J’ai eu la bonne idée de dire à Riggs, notre rédac chef adoré, après avoir vu le trailer de Breakout Beyond que ce jeu avait l’air sympa. J’ai donc hérité du test de Breakout Beyond en un claquement de doigts, toujours le cœur sur la main notre Riggs. Casse-briques ou casse-pipe, voyons ça sans être casse-pied.
Le premier Breakout est sorti en 1976 et il était un dérivé de Pong. On a eu droit à un nombre incalculable de versions du casse-briques un peu comme pour Tetris… Et je vous vois venir mes lascars à vouloir comparer Beakout Beyond avec Tetris Effect, mais non, je ne le ferai pas.
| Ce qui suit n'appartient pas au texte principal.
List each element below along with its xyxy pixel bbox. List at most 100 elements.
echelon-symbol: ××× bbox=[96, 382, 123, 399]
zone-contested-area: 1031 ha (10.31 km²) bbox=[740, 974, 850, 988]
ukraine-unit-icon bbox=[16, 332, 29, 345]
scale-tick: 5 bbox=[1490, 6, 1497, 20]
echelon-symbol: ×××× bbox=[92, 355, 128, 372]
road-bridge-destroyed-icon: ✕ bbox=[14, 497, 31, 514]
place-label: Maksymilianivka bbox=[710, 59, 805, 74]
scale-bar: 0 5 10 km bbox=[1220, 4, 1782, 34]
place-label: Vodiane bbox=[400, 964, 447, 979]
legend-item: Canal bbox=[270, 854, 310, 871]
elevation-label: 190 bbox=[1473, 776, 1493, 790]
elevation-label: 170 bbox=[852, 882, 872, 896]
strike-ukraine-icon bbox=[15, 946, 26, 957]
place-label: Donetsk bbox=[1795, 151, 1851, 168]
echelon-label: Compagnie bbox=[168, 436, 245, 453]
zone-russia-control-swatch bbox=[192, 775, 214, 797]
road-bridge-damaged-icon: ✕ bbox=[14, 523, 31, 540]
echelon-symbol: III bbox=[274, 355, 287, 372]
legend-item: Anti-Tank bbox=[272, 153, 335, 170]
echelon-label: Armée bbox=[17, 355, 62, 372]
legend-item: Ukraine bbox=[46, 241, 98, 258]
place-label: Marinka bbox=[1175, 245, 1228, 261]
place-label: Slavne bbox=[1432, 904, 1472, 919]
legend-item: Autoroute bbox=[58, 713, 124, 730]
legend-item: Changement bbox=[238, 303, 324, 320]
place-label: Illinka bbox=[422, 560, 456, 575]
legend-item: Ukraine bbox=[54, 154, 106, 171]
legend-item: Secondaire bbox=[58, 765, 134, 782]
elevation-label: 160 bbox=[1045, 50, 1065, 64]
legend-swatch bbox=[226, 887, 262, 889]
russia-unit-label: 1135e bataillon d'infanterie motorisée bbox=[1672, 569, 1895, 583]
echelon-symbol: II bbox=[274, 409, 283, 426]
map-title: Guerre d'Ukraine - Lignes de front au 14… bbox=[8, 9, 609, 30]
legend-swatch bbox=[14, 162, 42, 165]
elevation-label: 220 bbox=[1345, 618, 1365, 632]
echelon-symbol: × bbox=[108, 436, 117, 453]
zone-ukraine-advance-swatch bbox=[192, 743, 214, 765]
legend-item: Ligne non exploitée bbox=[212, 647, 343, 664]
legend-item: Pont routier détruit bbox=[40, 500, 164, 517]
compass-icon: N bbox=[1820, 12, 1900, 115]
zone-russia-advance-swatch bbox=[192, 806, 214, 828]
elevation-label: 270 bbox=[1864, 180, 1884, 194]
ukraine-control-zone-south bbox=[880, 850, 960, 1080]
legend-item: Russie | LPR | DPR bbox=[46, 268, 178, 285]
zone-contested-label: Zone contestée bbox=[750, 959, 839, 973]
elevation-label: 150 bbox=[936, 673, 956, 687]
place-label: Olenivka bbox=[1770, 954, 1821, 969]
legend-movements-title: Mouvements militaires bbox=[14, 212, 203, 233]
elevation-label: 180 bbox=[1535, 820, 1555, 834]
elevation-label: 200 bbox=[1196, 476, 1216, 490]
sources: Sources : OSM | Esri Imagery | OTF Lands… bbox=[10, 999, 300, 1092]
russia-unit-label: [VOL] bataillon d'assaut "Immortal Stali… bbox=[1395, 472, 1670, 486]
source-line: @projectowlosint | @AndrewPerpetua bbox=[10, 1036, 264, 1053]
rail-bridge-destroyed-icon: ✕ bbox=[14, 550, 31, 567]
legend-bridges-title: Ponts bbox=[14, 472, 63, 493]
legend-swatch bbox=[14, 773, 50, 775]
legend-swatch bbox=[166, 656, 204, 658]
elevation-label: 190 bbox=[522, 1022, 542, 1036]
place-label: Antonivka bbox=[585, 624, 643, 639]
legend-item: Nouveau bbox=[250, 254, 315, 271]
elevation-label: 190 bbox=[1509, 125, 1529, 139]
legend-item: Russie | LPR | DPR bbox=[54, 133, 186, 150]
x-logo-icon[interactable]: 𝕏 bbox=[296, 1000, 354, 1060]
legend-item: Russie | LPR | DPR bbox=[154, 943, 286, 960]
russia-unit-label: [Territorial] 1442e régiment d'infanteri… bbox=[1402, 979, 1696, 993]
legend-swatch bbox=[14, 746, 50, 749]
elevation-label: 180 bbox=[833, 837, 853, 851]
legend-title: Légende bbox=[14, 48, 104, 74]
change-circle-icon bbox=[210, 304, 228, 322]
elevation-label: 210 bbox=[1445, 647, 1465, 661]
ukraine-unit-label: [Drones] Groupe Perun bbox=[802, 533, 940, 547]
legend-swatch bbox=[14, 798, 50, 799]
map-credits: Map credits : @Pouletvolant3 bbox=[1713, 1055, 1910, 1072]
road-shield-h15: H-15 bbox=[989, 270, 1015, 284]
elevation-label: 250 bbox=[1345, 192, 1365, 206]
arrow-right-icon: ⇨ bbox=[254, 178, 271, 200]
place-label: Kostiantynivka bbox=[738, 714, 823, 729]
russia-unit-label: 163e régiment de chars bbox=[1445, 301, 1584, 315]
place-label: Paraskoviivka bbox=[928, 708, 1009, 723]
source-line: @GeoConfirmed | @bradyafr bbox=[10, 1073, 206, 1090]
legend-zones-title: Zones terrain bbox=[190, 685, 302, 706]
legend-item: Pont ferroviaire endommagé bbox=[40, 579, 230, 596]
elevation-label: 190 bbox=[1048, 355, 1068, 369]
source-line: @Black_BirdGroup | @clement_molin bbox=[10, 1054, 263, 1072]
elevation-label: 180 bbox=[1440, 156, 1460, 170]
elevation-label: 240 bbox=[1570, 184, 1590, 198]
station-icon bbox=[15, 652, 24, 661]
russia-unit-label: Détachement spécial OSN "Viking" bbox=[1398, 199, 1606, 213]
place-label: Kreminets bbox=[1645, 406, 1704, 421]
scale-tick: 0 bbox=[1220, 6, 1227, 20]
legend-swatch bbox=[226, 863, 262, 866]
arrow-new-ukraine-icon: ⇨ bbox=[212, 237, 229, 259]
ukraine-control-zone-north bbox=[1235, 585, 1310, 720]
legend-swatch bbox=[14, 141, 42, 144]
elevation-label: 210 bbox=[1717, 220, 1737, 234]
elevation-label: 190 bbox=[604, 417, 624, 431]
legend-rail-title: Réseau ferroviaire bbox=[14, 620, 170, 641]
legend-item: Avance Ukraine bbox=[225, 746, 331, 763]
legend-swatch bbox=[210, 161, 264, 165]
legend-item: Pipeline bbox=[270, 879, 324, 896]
Donc Breakout est de retour, mais on oublie le gameplay ancestral et on apprécie les nouveautés apportées. La mise à jour cosmétique par rapport au jeu de 1976 ne fait pas transpirer la Xbox Series X, mais les différents effets lumineux sont vraiment stylés. Allez savoir pourquoi, la DA me rappelle parfois Every Extend Extra Extreme (je vous laisse chercher ce que c’est héhéhé).
Dans Breakout Beyond la mission reste simple : démolir des murs de briques avec votre balle et votre raquette pour atteindre la sortie de chaque niveau. Là où ça devient intéressant, c’est dans l’exécution. Plus on enchaîne les coups sans perdre la balle, plus le combo grimpe, plus on se gave en power-up, plus l’écran devient un festival de lumières et d’effets visuels hypnotiques, Fantavision en PLS.
Et pour pimenter la partie, des blocs spéciaux viennent modifier les règles, comme Denis dans Koh Lanta. Explosion massive, barrière protectrice qui empêche de perdre la balle, canon laser qui rase les murs… Chaque bonus s’accompagne d’animations éclatantes satisfaisantes.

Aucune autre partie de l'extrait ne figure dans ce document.